In the 14th century, a flag of independence was hoisted by the
Sarbedaran movement in Sabzevar, and in 1468, Khorasan came into the
hands of Amir Teimoor Goorkani
(Tamerlane) and the city of Herat was declared as capital. In 1507,
Khorassan was occupied by Uzbek tribes. After the death of Nadir Shah
Afshar in 1747, Khorasan was occupied by the Afghans.
During the Qajar period, Britain supported the Afghans to protect
their East India Company. Herat was thus separated from Persia, and
Nasser-al-Din Shah was unable to defeat the British to take back Herat.
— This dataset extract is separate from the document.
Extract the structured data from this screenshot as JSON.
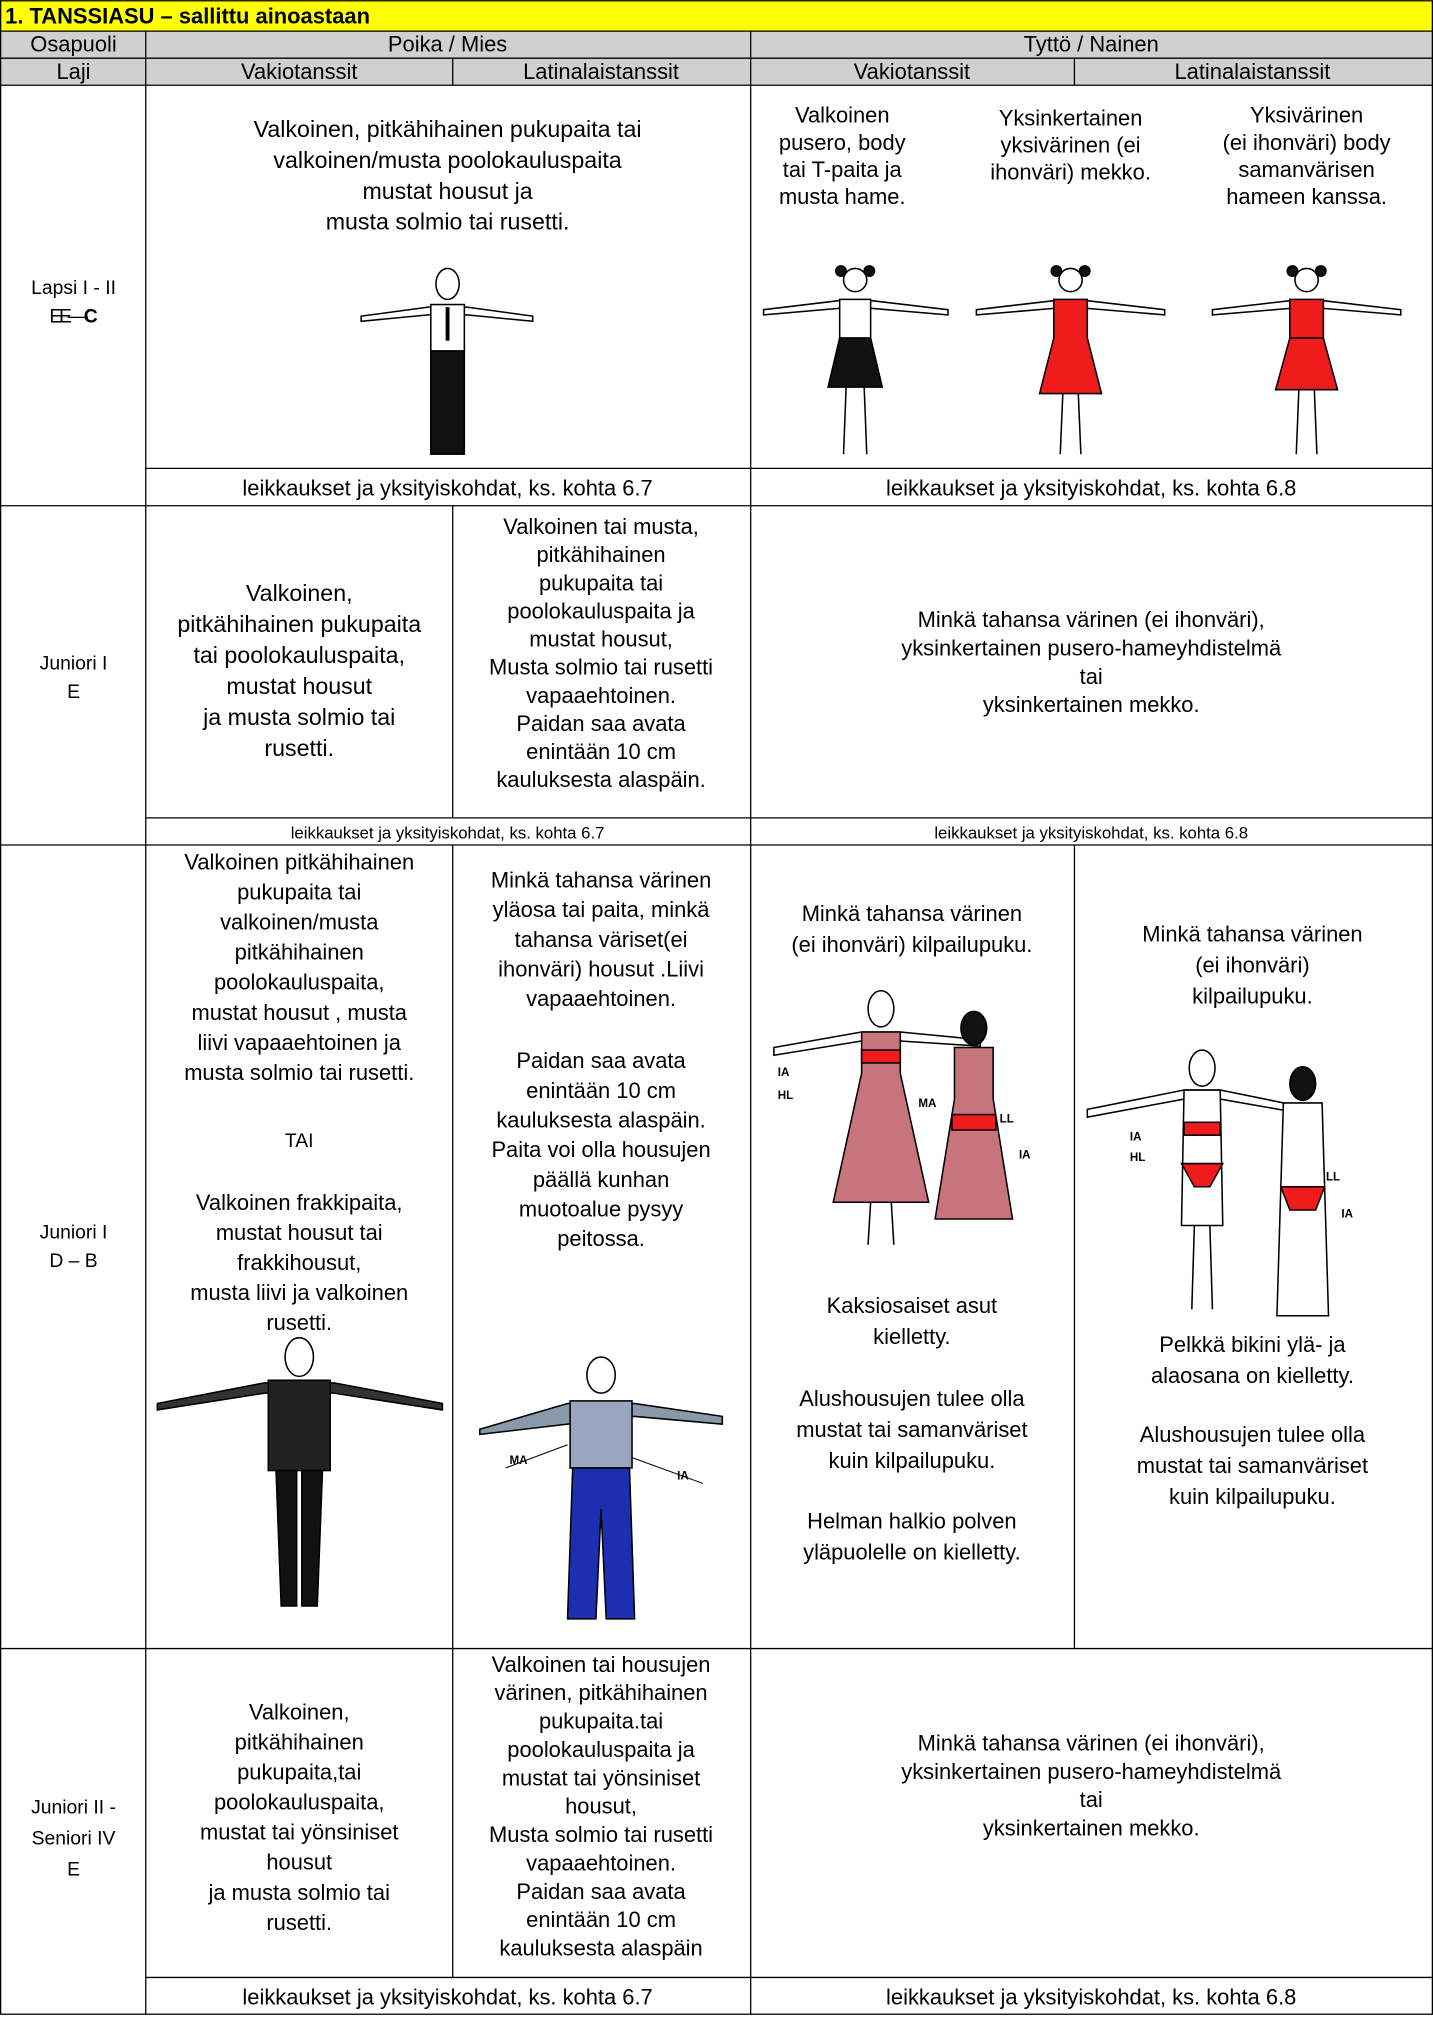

Finally, the Paris Treaty was concluded in 1903 and Iran was compelled
not to challenge the British for Herat and other parts of what is today
Finally Khorasan was divided into two parts: the eastern part, which
was the most densely populated region, came under British occupation,
and the other western section remained part of Iran.
Khorasan was the largest province of Iran until it was divided into
three provinces on September 29, 2004. The provinces approved by the
parliament of Iran (on May 18, 2004) and the Council of Guardians (on
May 29, 2004) were Razavi Khorasan, North Khorasan, and South Khorasan.